Human Rights Watch (say what you will about their politics) has an excellent resource for folks working in hostile environments, who require secure comms from the field.
PGP and Open PGP (likely breakable by large resources such as the NSA) are free, and there are numerous reputable resources discussing its implementation.
-Read up on Onion routing (not entirely secure, but a good step amongst many needed,) one time pads (very secure, but laborious, and should be implemented with a second authentication factor,) key lengths, and hash functions.
Open source philosophy of security i.e. public testing of all mathematical and programming functions. Also see: ISECom.

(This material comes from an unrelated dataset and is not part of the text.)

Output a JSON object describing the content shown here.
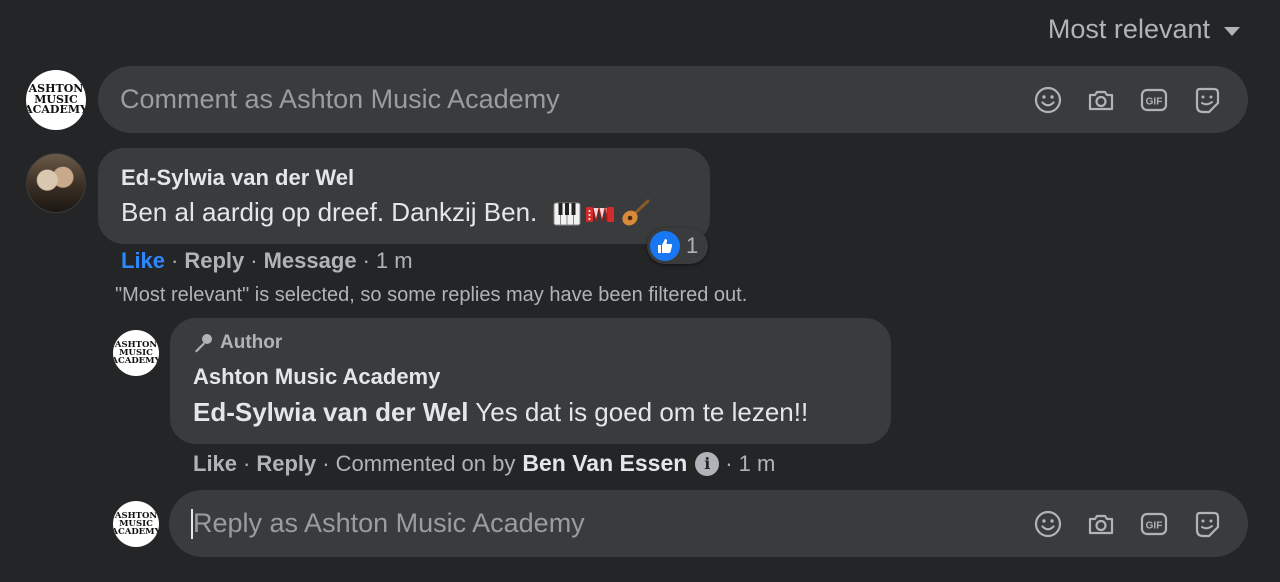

In closing, I could completely pull apart the suggestion of security via constructed language using mathematical arguments, and logical analysis. Lets just leave it at this – PLEASE do some research before you accept that suggestion as gospel to be deployed in securing your loved ones. My entire purpose is to save lives, and letting that article stand is like me not shouting FIRE in a burning building. It is a flawed course of action, potentially fatally.

Wishing gods blessings, of peace and health to all. – CypherPunkPrepper

JWR Replies: I agree completely that substitution ciphers and constructed languages only provide a very weak form of encryption. They might suffice if your opponent is just a criminal looter gang, but they absolutely will not hold up to the scrutiny of any government agency.